Bloomberg has the story.

The investment bank could reach a deal with the U.S. Justice Department within weeks, the person said, asking not to be identified because the negotiations aren’t public.

The accord is part of a broader push by the government to hold more Wall Street firms to account for the 2008 crisis after authorities pressed the three biggest U.S. banks — JPMorgan Chase & Co., Bank of America Corp. and Citigroup Inc. — to pay a total of more than $35 billion in cash and consumer relief. Morgan Stanley said in February it agreed to pay $2.6 billion to end probes into its creation and sale of mortgage-backed securities.

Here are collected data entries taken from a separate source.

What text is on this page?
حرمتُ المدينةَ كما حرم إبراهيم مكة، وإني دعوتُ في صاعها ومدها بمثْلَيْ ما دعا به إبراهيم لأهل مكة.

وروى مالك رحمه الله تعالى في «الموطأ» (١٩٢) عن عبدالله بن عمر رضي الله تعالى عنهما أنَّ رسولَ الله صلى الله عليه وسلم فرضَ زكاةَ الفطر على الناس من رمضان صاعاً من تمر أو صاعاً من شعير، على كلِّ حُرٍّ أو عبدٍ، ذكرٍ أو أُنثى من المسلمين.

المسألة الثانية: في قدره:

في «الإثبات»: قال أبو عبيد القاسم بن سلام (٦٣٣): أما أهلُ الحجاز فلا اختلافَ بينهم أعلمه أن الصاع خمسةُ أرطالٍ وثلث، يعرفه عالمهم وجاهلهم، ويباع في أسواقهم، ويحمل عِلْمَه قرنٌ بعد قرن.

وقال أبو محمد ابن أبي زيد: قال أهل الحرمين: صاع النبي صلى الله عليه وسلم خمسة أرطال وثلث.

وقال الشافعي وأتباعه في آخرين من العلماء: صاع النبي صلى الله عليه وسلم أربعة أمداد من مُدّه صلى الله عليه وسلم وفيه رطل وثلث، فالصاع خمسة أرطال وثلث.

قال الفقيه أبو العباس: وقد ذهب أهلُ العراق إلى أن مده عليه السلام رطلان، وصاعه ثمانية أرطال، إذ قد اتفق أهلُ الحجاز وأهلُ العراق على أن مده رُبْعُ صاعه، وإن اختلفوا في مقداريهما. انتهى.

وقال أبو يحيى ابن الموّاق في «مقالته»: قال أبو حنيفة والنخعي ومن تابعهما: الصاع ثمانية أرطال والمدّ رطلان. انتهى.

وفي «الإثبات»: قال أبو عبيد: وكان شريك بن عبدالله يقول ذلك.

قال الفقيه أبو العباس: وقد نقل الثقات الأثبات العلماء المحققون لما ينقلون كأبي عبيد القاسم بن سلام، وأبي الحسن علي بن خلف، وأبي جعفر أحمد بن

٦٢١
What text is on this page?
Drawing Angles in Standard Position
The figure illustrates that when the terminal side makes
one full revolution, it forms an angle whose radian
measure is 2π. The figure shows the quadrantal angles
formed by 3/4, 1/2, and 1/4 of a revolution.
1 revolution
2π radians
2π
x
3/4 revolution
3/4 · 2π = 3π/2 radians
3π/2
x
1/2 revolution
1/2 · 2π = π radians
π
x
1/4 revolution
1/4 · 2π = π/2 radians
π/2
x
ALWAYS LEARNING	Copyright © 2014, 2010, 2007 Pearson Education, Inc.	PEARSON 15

The firm has yet to complete the deal.

Banks and investors around the world suffered billions of dollars in losses as subprime home loans bundled into mortgage-backed securities defaulted, causing the bonds to plummet in value.

Goldman Sachs, like most other big banks, previously disclosed the U.S. inquiries and said it’s cooperating to resolve them. The firm said in February it got a letter from a U.S. Attorney in California, part of a national task force, warning that investigators had found it violated federal law in connection with sales of mortgage-backed securities. The bank said it was given an opportunity to respond.